A reading from the holy Gospel according to Luke (LK 4:16-30)
They also asked, “Is this not the son of Joseph?” He said to them, “Surely you will quote me this proverb, ‘Physician, cure yourself,’ and say, ‘Do here in your native place the things that we heard were done in Capernaum.’” And he said, “Amen, I say to you, no prophet is accepted in his own native place.”
As Jesus returns to his hometown of Nazareth, the people who watched him grow up under the care of Mary and Joseph hear him read the passage from Isaiah: The Spirit of the Lord is upon me, because he has anointed me to bring glad tidings to the poor.
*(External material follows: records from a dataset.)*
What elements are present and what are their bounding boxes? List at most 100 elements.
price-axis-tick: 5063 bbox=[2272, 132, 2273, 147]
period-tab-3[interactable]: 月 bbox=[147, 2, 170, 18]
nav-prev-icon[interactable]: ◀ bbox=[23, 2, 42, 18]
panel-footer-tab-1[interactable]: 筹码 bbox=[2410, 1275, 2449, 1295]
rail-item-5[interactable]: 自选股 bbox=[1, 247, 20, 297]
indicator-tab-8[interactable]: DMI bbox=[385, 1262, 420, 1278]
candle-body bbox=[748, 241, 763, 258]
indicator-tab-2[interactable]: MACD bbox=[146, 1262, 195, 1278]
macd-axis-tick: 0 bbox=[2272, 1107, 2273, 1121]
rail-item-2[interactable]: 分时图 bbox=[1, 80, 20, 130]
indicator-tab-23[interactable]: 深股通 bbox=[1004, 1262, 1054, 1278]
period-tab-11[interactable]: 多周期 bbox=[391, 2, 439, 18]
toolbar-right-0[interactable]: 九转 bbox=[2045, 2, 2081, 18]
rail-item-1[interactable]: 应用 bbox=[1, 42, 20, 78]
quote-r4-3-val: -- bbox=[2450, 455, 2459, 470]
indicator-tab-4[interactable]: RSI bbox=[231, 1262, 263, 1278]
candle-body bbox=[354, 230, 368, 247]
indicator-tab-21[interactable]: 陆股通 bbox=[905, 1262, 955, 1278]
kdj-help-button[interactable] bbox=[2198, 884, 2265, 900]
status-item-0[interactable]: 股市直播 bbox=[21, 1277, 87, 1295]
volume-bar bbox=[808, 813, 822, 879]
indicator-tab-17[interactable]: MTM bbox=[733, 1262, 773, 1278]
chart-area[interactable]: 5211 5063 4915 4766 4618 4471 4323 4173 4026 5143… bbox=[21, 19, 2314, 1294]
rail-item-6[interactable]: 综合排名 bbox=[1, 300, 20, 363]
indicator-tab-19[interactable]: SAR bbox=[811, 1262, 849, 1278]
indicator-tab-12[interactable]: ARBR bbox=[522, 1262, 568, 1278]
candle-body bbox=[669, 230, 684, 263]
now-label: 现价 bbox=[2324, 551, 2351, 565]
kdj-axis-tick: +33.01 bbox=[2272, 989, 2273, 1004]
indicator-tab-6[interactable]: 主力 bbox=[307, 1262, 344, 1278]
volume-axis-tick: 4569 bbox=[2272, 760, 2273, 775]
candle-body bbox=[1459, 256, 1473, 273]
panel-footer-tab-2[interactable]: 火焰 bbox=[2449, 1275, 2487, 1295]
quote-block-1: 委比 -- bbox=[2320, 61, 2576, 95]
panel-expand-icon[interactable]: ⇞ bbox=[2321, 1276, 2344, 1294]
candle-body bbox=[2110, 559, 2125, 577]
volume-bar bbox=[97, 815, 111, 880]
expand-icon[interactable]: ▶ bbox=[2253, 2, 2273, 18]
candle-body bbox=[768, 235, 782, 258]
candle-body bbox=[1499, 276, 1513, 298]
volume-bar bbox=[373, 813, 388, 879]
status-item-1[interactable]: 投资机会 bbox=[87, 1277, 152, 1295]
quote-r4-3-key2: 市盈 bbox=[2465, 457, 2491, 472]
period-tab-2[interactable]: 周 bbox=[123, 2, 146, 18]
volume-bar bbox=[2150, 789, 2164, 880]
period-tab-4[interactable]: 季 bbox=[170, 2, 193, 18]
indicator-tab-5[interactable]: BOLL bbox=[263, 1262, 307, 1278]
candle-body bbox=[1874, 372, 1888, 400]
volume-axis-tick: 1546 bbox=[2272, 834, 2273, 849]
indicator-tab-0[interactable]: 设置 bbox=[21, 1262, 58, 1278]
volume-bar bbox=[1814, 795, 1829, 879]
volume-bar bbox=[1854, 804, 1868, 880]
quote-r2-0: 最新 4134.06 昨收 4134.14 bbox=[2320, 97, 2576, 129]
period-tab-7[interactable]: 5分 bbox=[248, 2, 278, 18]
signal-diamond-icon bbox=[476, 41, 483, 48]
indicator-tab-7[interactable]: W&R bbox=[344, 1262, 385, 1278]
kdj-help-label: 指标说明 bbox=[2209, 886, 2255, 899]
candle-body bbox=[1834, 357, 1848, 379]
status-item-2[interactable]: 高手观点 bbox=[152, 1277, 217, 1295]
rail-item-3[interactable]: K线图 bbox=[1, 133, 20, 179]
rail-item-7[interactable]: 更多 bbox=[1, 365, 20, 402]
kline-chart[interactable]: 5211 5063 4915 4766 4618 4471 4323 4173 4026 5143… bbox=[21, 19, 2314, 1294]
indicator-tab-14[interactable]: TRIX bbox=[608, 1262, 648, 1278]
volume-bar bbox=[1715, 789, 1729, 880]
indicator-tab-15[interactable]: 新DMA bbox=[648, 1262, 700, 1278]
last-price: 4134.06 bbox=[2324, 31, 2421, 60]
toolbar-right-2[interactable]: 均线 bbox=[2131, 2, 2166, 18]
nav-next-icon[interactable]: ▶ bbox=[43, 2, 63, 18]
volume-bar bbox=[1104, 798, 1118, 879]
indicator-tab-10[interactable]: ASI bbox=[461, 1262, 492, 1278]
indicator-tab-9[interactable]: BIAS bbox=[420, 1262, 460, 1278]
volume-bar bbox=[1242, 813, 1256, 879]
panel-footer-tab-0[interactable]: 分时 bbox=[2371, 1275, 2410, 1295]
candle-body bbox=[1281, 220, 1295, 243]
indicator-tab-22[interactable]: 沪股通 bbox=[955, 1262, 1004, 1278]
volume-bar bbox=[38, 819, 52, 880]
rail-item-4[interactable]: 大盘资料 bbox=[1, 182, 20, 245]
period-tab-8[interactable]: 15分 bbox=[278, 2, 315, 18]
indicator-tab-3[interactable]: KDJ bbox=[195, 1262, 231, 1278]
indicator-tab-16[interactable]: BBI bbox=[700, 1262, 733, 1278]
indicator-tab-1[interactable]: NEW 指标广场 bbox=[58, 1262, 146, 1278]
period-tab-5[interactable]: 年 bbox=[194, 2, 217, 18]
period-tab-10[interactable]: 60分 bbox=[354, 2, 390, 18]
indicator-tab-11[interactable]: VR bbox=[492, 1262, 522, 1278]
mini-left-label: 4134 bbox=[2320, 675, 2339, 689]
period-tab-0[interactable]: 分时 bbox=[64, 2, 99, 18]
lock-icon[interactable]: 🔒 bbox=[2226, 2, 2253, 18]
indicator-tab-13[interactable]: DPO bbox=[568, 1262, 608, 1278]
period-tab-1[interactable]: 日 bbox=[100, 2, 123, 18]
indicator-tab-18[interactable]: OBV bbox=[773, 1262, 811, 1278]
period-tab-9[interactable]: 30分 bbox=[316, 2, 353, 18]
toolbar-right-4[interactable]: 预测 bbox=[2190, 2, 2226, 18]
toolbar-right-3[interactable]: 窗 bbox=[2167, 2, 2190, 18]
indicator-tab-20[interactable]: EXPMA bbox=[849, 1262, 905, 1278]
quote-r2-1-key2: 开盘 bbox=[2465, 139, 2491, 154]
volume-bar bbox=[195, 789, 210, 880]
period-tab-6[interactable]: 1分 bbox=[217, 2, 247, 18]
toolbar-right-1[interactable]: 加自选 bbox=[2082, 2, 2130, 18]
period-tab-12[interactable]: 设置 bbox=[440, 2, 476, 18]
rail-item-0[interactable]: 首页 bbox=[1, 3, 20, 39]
He has sent me to proclaim liberty to captives and recovery of sight to the blind, to let the oppressed go free, and to proclaim a year acceptable to the Lord. After Jesus tells them that this passage is fulfilled in their hearing, they question in amazement where he gets, as they say, “the gracious words that came from his mouth.” Then, citing examples from the Old Testament, he tells his fellow townspeople that the message of salvation is for all, not just the Israelites. The people become furious and drive him out of the town and attempt to throw him off a cliff. Taking place at the beginning of Jesus’ public ministry, this foreshadows the rejection he would face in proclaiming the Gospel as God’s own Son.
God, help me hear the Gospel acclamation and reflect on it in two ways: “The Spirit of the Lord is upon me,” it reads, and “he has sent me to bring glad tidings to the poor.” These are the words Jesus chose to read to his own people. The Spirit of the Lord is the Holy Spirit, the love between you and your Son. Saint Paul says something similar in his letter to the Corinthians: “with a demonstration of spirit and power, so that your faith might rest not on human wisdom but on the power of God.” It is also the same Spirit upon your Son, the same Spirit of power that Paul demonstrated, you also give to me through baptism and the sacraments. When I stand before others today—even ones who know me well in my ordinariness—help me through your supernatural grace step aside to allow myself to be a means of your mercy and joy. Glory to you, Lord!
Glory be to the Father, and to the Son, and to the Holy Spirit, as it was in the beginning, is now, and ever shall be, world without end. Amen.